以下のコードは、ハッシュタグで始まる単語のワードカウントを10秒ごとのデータに対してフィルタ処理するという、シンプルなネットワークストリーム処理のジョブを示しています。前のワードカウントの例と比較してみれば、ほぼ全く同じ同じコードが使用されていることがわかりますが、今回はライブデータストリームを処理しています。

 

val ssc = new StreamingContext(args(0), "NetworkHashCount", Seconds(10),
      System.getenv("SPARK_HOME"), Seq(System.getenv("SPARK_EXAMPLES_JAR")))
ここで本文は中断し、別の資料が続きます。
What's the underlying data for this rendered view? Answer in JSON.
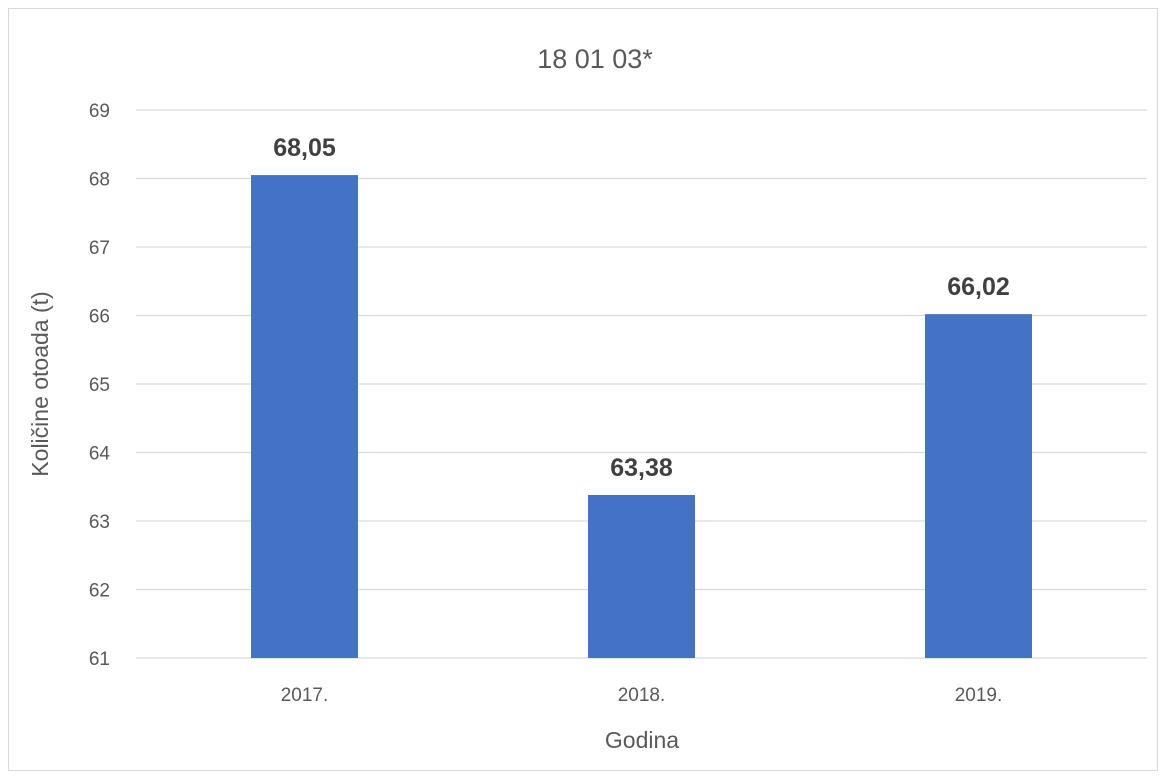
{
  "chart_data": {
    "type": "bar",
    "title": "18 01 03*",
    "xlabel": "Godina",
    "ylabel": "Količine otoada (t)",
    "categories": [
      "2017.",
      "2018.",
      "2019."
    ],
    "values": [
      68.05,
      63.38,
      66.02
    ],
    "data_labels": [
      "68,05",
      "63,38",
      "66,02"
    ],
    "yticks": [
      "61",
      "62",
      "63",
      "64",
      "65",
      "66",
      "67",
      "68",
      "69"
    ],
    "ylim": [
      61,
      69
    ],
    "grid": true,
    "legend": "none",
    "bar_color": "#4472c4",
    "grid_color": "#d9d9d9",
    "text_color": "#595959"
  }
}
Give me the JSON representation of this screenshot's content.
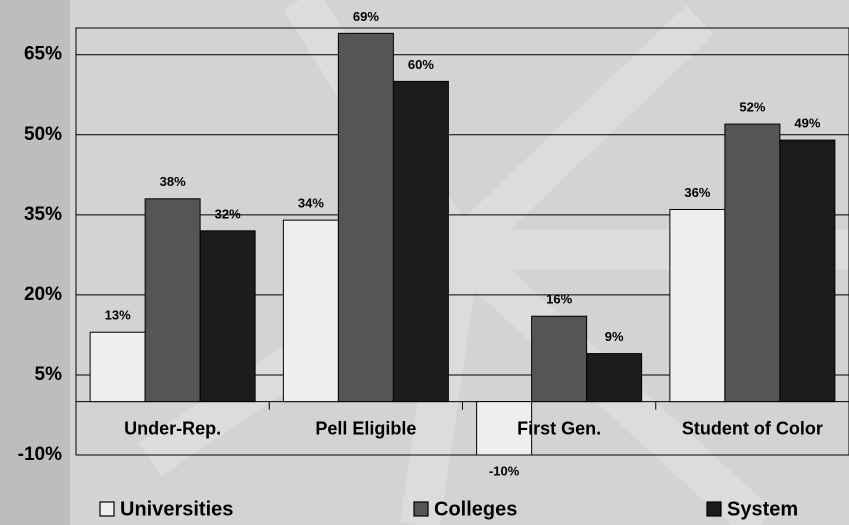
{
  "chart_data": {
    "type": "bar",
    "categories": [
      "Under-Rep.",
      "Pell Eligible",
      "First Gen.",
      "Student of Color"
    ],
    "series": [
      {
        "name": "Universities",
        "color": "#efefef",
        "values": [
          13,
          34,
          -10,
          36
        ],
        "value_labels": [
          "13%",
          "34%",
          "-10%",
          "36%"
        ]
      },
      {
        "name": "Colleges",
        "color": "#555555",
        "values": [
          38,
          69,
          16,
          52
        ],
        "value_labels": [
          "38%",
          "69%",
          "16%",
          "52%"
        ]
      },
      {
        "name": "System",
        "color": "#1c1c1c",
        "values": [
          32,
          60,
          9,
          49
        ],
        "value_labels": [
          "32%",
          "60%",
          "9%",
          "49%"
        ]
      }
    ],
    "ylim": [
      -10,
      70
    ],
    "yticks": [
      {
        "value": -10,
        "label": "-10%"
      },
      {
        "value": 5,
        "label": "5%"
      },
      {
        "value": 20,
        "label": "20%"
      },
      {
        "value": 35,
        "label": "35%"
      },
      {
        "value": 50,
        "label": "50%"
      },
      {
        "value": 65,
        "label": "65%"
      }
    ],
    "grid": true
  }
}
val lines = ssc.socketTextStream("localhost", 9999)
val words = lines.flatMap(_.split(" ")).filter(_.startsWith("#"))
val wordCounts = words.map(x => (x, 1)).reduceByKey(_ + _)
wordCounts.print()
ssc.start()

 

Spark Streaming APIがリリースされてからまだ1年経っていませんが、ユーザーはそのAPIを使ったアプリケーションを本番環境に導入することでシステムログを集約したステートフルなデータに対し監視とアラートを提供し、わずか数秒のレイテンシのみで非常に高速な処理を達成しています。

 

意思決定の迅速化

多くの企業は、推薦システム、広告のターゲット設定、または予測分析の形で、ユーザーの意思決定あるいは意思決定の促進のために、ビッグデータを使用しています。どんな意思決定においても重要な要素は、レイテンシです。すなわち、入力データが利用可能になってから意思決定を行うまでにかかる時間のことです。意思決定の待ち時間を減らすことは大幅にその有効性を高め、最終的には企業の投資対効果(ROI)を増やすことができます。これらの決定の多くは(例えば、機械学習や統計的アルゴリズムなどの)複雑な計算に基づいているので、Sparkが意思決定をスピードアップするために理想的であることがわかります。

当然のことながら、Sparkは、待ち時間を低減するためだけでなく、決定の質を向上させるために利用されていいます。例えば、広告ターゲティングから、インターネット上での映像配信の品質を向上させるまで幅広い範囲で適用されています。

 

統一されたパイプライン

今日のビッグデータの多くはMapReduceのみならず、ストリーミング、バッチ、インタラクティブ処理のフレームワークを統合することによって展開されています。多くのシステムをSparkと置き換えることによって、ユーザーはデータ処理パイプラインの複雑さを劇的に低減させることができます。

例えば、今日、多くの企業はMapReduceを使ってレポートを生成して履歴クエリに対して回答し、別のシステムを構築してリアルタイムに重要なメトリクスを追跡するためのストリーム処理を行ったりしています。この方法は、2つの異なる計算モデルのアプリケーションを開発するだけでなく、2つの異なるシステムの維持管理も必要とします。また、2つのスタックで生成される結果に一貫性があることを保証する必要性も出てくるでしょう(例えば、ストリーミングアプリケーションとMapReduceによって計算されたカウンタが同じであるかどうか)。

最近では、ユーザーが履歴レポートを提供するためのバッチ処理だけでなく、ストリーム処理を実装するためにSparkを利用しています。これによりデプロイと保守を簡素化するだけでなく、アプリケーション開発を劇的にシンプルにすることができます。同じコードで処理しているのであれば、リアルタイムと履歴のメトリクスの一貫性を維持することは問題にはなりません。 統一化の最後の利点は、異なるシステム間でのデータ移動が不要になることによる性能向上です。一旦メモリ上に保存されれば、そのデータはストリーミング処理と履歴(あるいはインタラクティブな)クエリとの間で共有することができます。

 

あなたのターン: 始めましょう

Sparkによってパワフルなビッグデータアプリケーションを作ることが非常に簡単になります。あなたが既に持っているHadoopとプログラミングスキルにより、数分で生産的にデータを活用することができるでしょう。やるなら今です。